If you slightly deviate from the historical timeline and focus on capturing the bridge(s) and capturing/defending victory points within a limited number or turns, a smart maneuvering game can develop. See map below.

In this setup, the lightly armed elite British paratroopers start on the left side of the table, scattered north west and south west of Wolfheze.

In my scenario they attack with two battalions (12 units each), each supported by a mortar section and a machine gun. One of the battalions has PIATS. I gave the British player the option to allocate a limited number of transport units (3 jeeps) and a limited number of light AT-guns (also 3) to one of the battalions. Thus he can upgrade the non-PIAT-battalion or give one of the battalions more speed or order jeeps to tow the guns.

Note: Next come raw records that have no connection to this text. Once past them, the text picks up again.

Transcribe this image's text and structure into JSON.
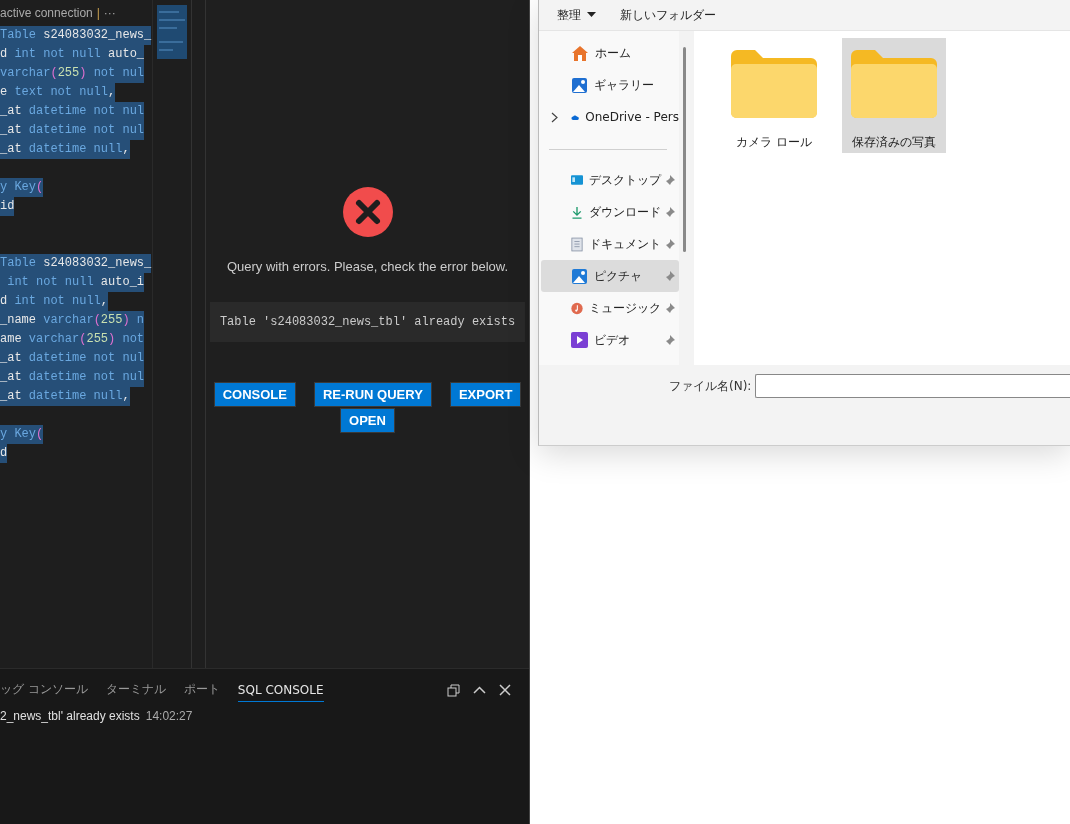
{
  "editor": {
    "header": {
      "connection": "active connection",
      "separator": "|",
      "more": "···"
    },
    "lines": [
      {
        "kind": "code",
        "tokens": [
          {
            "text": "Table ",
            "kind": "kw"
          },
          {
            "text": "s24083032_news_",
            "kind": "id"
          }
        ]
      },
      {
        "kind": "code",
        "tokens": [
          {
            "text": "d ",
            "kind": "id"
          },
          {
            "text": "int not null ",
            "kind": "kw"
          },
          {
            "text": "auto_",
            "kind": "id"
          }
        ]
      },
      {
        "kind": "code",
        "tokens": [
          {
            "text": "varchar",
            "kind": "kw"
          },
          {
            "text": "(",
            "kind": "paren"
          },
          {
            "text": "255",
            "kind": "num"
          },
          {
            "text": ")",
            "kind": "paren"
          },
          {
            "text": " not nul",
            "kind": "kw"
          }
        ]
      },
      {
        "kind": "code",
        "tokens": [
          {
            "text": "e ",
            "kind": "id"
          },
          {
            "text": "text not null",
            "kind": "kw"
          },
          {
            "text": ",",
            "kind": "id"
          }
        ]
      },
      {
        "kind": "code",
        "tokens": [
          {
            "text": "_at ",
            "kind": "id"
          },
          {
            "text": "datetime not nul",
            "kind": "kw"
          }
        ]
      },
      {
        "kind": "code",
        "tokens": [
          {
            "text": "_at ",
            "kind": "id"
          },
          {
            "text": "datetime not nul",
            "kind": "kw"
          }
        ]
      },
      {
        "kind": "code",
        "tokens": [
          {
            "text": "_at ",
            "kind": "id"
          },
          {
            "text": "datetime null",
            "kind": "kw"
          },
          {
            "text": ",",
            "kind": "id"
          }
        ]
      },
      {
        "kind": "blank"
      },
      {
        "kind": "code",
        "tokens": [
          {
            "text": "y Key",
            "kind": "kw"
          },
          {
            "text": "(",
            "kind": "paren"
          }
        ]
      },
      {
        "kind": "code",
        "tokens": [
          {
            "text": "id",
            "kind": "id"
          }
        ]
      },
      {
        "kind": "blank"
      },
      {
        "kind": "blank"
      },
      {
        "kind": "code",
        "tokens": [
          {
            "text": "Table ",
            "kind": "kw"
          },
          {
            "text": "s24083032_news_",
            "kind": "id"
          }
        ]
      },
      {
        "kind": "code",
        "tokens": [
          {
            "text": " int not null ",
            "kind": "kw"
          },
          {
            "text": "auto_i",
            "kind": "id"
          }
        ]
      },
      {
        "kind": "code",
        "tokens": [
          {
            "text": "d ",
            "kind": "id"
          },
          {
            "text": "int not null",
            "kind": "kw"
          },
          {
            "text": ",",
            "kind": "id"
          }
        ]
      },
      {
        "kind": "code",
        "tokens": [
          {
            "text": "_name ",
            "kind": "id"
          },
          {
            "text": "varchar",
            "kind": "kw"
          },
          {
            "text": "(",
            "kind": "paren"
          },
          {
            "text": "255",
            "kind": "num"
          },
          {
            "text": ")",
            "kind": "paren"
          },
          {
            "text": " n",
            "kind": "kw"
          }
        ]
      },
      {
        "kind": "code",
        "tokens": [
          {
            "text": "ame ",
            "kind": "id"
          },
          {
            "text": "varchar",
            "kind": "kw"
          },
          {
            "text": "(",
            "kind": "paren"
          },
          {
            "text": "255",
            "kind": "num"
          },
          {
            "text": ")",
            "kind": "paren"
          },
          {
            "text": " not",
            "kind": "kw"
          }
        ]
      },
      {
        "kind": "code",
        "tokens": [
          {
            "text": "_at ",
            "kind": "id"
          },
          {
            "text": "datetime not nul",
            "kind": "kw"
          }
        ]
      },
      {
        "kind": "code",
        "tokens": [
          {
            "text": "_at ",
            "kind": "id"
          },
          {
            "text": "datetime not nul",
            "kind": "kw"
          }
        ]
      },
      {
        "kind": "code",
        "tokens": [
          {
            "text": "_at ",
            "kind": "id"
          },
          {
            "text": "datetime null",
            "kind": "kw"
          },
          {
            "text": ",",
            "kind": "id"
          }
        ]
      },
      {
        "kind": "blank"
      },
      {
        "kind": "code",
        "tokens": [
          {
            "text": "y Key",
            "kind": "kw"
          },
          {
            "text": "(",
            "kind": "paren"
          }
        ]
      },
      {
        "kind": "code",
        "tokens": [
          {
            "text": "d",
            "kind": "id"
          }
        ]
      }
    ]
  },
  "results": {
    "message": "Query with errors. Please, check the error below.",
    "error": "Table 's24083032_news_tbl' already exists",
    "buttons": [
      "CONSOLE",
      "RE-RUN QUERY",
      "EXPORT",
      "OPEN"
    ]
  },
  "panel": {
    "tabs": [
      {
        "label": "ッグ コンソール",
        "selected": false
      },
      {
        "label": "ターミナル",
        "selected": false
      },
      {
        "label": "ポート",
        "selected": false
      },
      {
        "label": "SQL CONSOLE",
        "selected": true
      }
    ],
    "output": {
      "text": "2_news_tbl' already exists",
      "time": "14:02:27"
    }
  },
  "file_dialog": {
    "toolbar": {
      "organize": "整理",
      "new_folder": "新しいフォルダー"
    },
    "nav": [
      {
        "label": "ホーム",
        "selected": false,
        "pinned": false,
        "expandable": false
      },
      {
        "label": "ギャラリー",
        "selected": false,
        "pinned": false,
        "expandable": false
      },
      {
        "label": "OneDrive - Pers",
        "selected": false,
        "pinned": false,
        "expandable": true
      },
      {
        "label": "デスクトップ",
        "selected": false,
        "pinned": true,
        "expandable": false
      },
      {
        "label": "ダウンロード",
        "selected": false,
        "pinned": true,
        "expandable": false
      },
      {
        "label": "ドキュメント",
        "selected": false,
        "pinned": true,
        "expandable": false
      },
      {
        "label": "ピクチャ",
        "selected": true,
        "pinned": true,
        "expandable": false
      },
      {
        "label": "ミュージック",
        "selected": false,
        "pinned": true,
        "expandable": false
      },
      {
        "label": "ビデオ",
        "selected": false,
        "pinned": true,
        "expandable": false
      }
    ],
    "folders": [
      {
        "name": "カメラ ロール",
        "selected": false
      },
      {
        "name": "保存済みの写真",
        "selected": true
      }
    ],
    "filename_label": "ファイル名(N):"
  }
}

The Germans start with a small Waffen-SS infantry unit, entrenched weak Luftwaffe ground troops, engineers and support. I let the German commander choose between mobile pioneers and a mortar (more offensive) of infantry pioneers and an infantry gun (more defensive). They set up in Arnhem, with only a third of their total force. Slowly reinforcements will enter the table: a tank battalion from the Arnhem side and a conscript infantry battalion that enters the table from the east.

The Germans are not allowed to blow up the Arnhem Bridge (General Model wanted to preserve that bridge and the Nijmegen bridge for a possible counterattack) but they can blow up the Oosterbeek bridge if their pioneers are fast enough. Halfway the game all German reserve units enter the table via Arnhem. In the end they are stronger but maybe not strong enough.

If the British are fast enough, they can capture the bridge(s), an extra dropzone (SDP-V on the map) just outside Arnhem and/or destroy the German infantry. They must watch their backs however because unexpectedly Dutch/German conscript troops will threaten their dropzones from the NE corner.

I wrote two separate briefings, for the commanders. Limit turns and set a deadline that gives the British enough time to gain ground and maybe dig in, but long enough for the Germans to counterattack.

The BKC Airborne Assault Scenario

Inspiration was BKC scenario 11, ariborne assault.

A battlegroup lands by parachute and glider in an attempt to capture an objective such as a bridge or fortification. The attacker has 50% more points available than the defender and may purchase assets for scheduled air support. The defender will deploy first and may deploy one third of his battlegroup anywhere on the table when using hasty defence or all of his battlegroup in the centre third of the table when using fixed defence. When deploying one third of his battlegroup on the table, the defender should use mobile deployment for his troops that are off the table.

The attacker will take the first turn and should select a point anywhere on the table for each formation, then roll two dice and a direction die. Total the scores of the dice and the command unit is placed on the table this distance away from the aiming point in the direction of the arrow. The troops in the formation are then placed anywhere within 20cm. Repeat this process until all formations have been deployed.

The attacker should occupy the objective within 12 turns to achieve a minor victory and within 9 turns to achieve a major victory. The defender should prevent the attacker from reaching the objective to achieve a minor victory and break the opposing battlegroup to achieve a major victory. The game is limited to 12 turns with the attacker taking the first turn.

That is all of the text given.